姜宇摇头,“没死过,只是看别人死过,好奇那是一种什么感觉。”
“嗐,能有什么感觉,在梦里死了顶多就是在现实里醒过来呗,又不会真的死了。”赵泉说。
姜宇嗯了一声,彻底终结了关于梦的话题。
7
“不能在梦里死,死了就再也醒不过来了。”
姜宇一直都记得这句话,但他已经不记得这话是谁说的了。
好像从他有记忆开始,这句话就已经深入了他的骨髓,所以这么多年来,不管是清醒的做梦还是糊涂的做梦,他一直都恪守着这一点,从未让自己在梦里死过。
可除他之外其他人似乎不这么想。
谁会去在意梦呢,更别说梦中的生死了。可偏偏他被一场梦困住了,困了很多年,如今更是再也无法逃脱。
不能逃,那就就此沉沦吧……
8
姜宇打算晚上再去一次古楼,好好研究一下鸽笼里的鸽子有没有新增一只特别猥琐的。
结果计划赶不上变化,还没等到晚上,鸽笼就主动召唤他了。
这是姜宇第一次被强制拉进鸽笼,那会儿他正在操场上上体育课,前一秒体育老师还在让他们蛙跳,下一秒他人已经出现在古楼楼前了。
姜宇一时之间有些懵,但很快他就想起文冼说的强制召集的事情,抬脚就往鸽笼走去。
“来得挺快。

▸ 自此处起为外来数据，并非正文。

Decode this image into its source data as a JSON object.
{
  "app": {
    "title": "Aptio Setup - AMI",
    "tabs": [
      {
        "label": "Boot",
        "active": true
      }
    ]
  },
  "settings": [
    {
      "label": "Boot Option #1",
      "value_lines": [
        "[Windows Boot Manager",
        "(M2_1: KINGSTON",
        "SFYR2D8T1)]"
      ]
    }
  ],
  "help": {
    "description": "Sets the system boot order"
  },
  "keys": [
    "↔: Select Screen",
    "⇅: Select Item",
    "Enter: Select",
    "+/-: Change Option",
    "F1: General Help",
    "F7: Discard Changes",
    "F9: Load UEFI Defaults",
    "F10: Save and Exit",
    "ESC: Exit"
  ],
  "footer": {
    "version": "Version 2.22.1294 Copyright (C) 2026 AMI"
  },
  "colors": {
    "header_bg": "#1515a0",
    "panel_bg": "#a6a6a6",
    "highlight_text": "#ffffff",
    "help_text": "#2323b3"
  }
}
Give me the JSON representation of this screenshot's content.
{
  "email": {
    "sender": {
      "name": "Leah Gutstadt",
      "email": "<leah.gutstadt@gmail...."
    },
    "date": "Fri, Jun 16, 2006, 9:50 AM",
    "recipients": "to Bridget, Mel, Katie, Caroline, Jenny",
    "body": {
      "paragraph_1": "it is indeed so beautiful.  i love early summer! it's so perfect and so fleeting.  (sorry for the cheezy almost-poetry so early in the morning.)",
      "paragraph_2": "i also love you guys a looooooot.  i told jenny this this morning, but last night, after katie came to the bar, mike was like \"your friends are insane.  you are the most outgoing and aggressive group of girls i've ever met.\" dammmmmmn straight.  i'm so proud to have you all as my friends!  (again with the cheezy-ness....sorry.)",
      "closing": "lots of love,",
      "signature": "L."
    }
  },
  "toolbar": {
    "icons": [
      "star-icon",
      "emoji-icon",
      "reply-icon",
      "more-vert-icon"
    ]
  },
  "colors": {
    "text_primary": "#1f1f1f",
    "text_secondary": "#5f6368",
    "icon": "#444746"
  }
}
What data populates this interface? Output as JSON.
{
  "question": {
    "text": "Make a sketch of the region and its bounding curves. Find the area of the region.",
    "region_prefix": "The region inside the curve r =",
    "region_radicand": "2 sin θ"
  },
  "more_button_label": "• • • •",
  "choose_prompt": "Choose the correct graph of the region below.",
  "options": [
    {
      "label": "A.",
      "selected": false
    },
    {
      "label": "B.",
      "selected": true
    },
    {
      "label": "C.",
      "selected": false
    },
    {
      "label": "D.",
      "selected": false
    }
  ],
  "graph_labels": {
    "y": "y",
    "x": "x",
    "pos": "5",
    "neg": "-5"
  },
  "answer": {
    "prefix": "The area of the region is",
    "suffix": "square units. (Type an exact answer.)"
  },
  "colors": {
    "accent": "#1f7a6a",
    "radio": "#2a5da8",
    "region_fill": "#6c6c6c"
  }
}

”鸽笼门口,文冼已经等在了那里。
姜宇见鸽笼门前的桌椅板凳已经不见踪影,问他说:“下午没继续喝茶么?”
“你年纪轻轻的怎么就老眼昏花了呢,你自己抬头好好看看,这里哪来的下午?”文冼说。
古楼这地方从来没有日夜之分,这里的天空一直都是深紫色的,按理来说该是漆黑无光之地,但古楼里挂着的无数个红灯笼驱散了黑暗,让这里一直都很灯火通明。
姜宇自然知道这一点,但……
“今天中午坐在这儿说自己在喝下午茶的那个人不是你?”姜宇无语。
文冼说:“谁知道,我从来不喝下午茶。”
姜宇冷笑一声,懒得理他,直接略过他进了鸽笼大门。
9
“别生气呀,我知道错了,是我嘴贫行了吧?”文冼一边说一边拉住还要继续往鸽笼内部深入的姜宇的手腕,“你别走那么快,鸽子就在门口。”
姜宇闻言回头,这才发现的确如文冼所说,变黑的问题鸽就在靠近大门的地方。
“这次的鸽子是什么情况?”姜宇问。
“你现在有权限查看鸽子的状况了。”文冼牵引着姜宇把手放到关着黑鸽子的笼子上,在指尖触碰到鸽笼的那一瞬间,姜宇脑海里便闪过了有关鸽子的信息。
编号667,女,年龄27。
“就这些?”姜宇不是很满意,“信息是不是太少了点儿,也没什么实际作用。”
“能帮助我们确认谁才是梦境的主人难道还不够么?”文冼说,“你总不能指望它告诉你她的生辰八字和婚恋情况。”
“走吧。”姜宇无视掉文冼的调侃,“我赶时间。”
“赶什么时间?”
“我怕再晚点醒来的话,体育老师以后会对蛙跳这项运动产生心理阴影。”
10
编号667的梦境很混乱,这是姜宇对此地的第一印象。
门,映入眼帘的是很多扇门。
这些门或漂浮在空中,或落于地上,它们角度不一,参差不齐,就连材质都五花八门。
毫无疑问,这是一个门的世界,除了门,这里再也没有别的东西,整个空间都一片混沌。
“编号667是个……卖门的?”文冼轻声呢喃。
“我看是你脑子被门夹了吧。”姜宇毫不客气道。
“开个玩笑嘛。”文冼举手投降。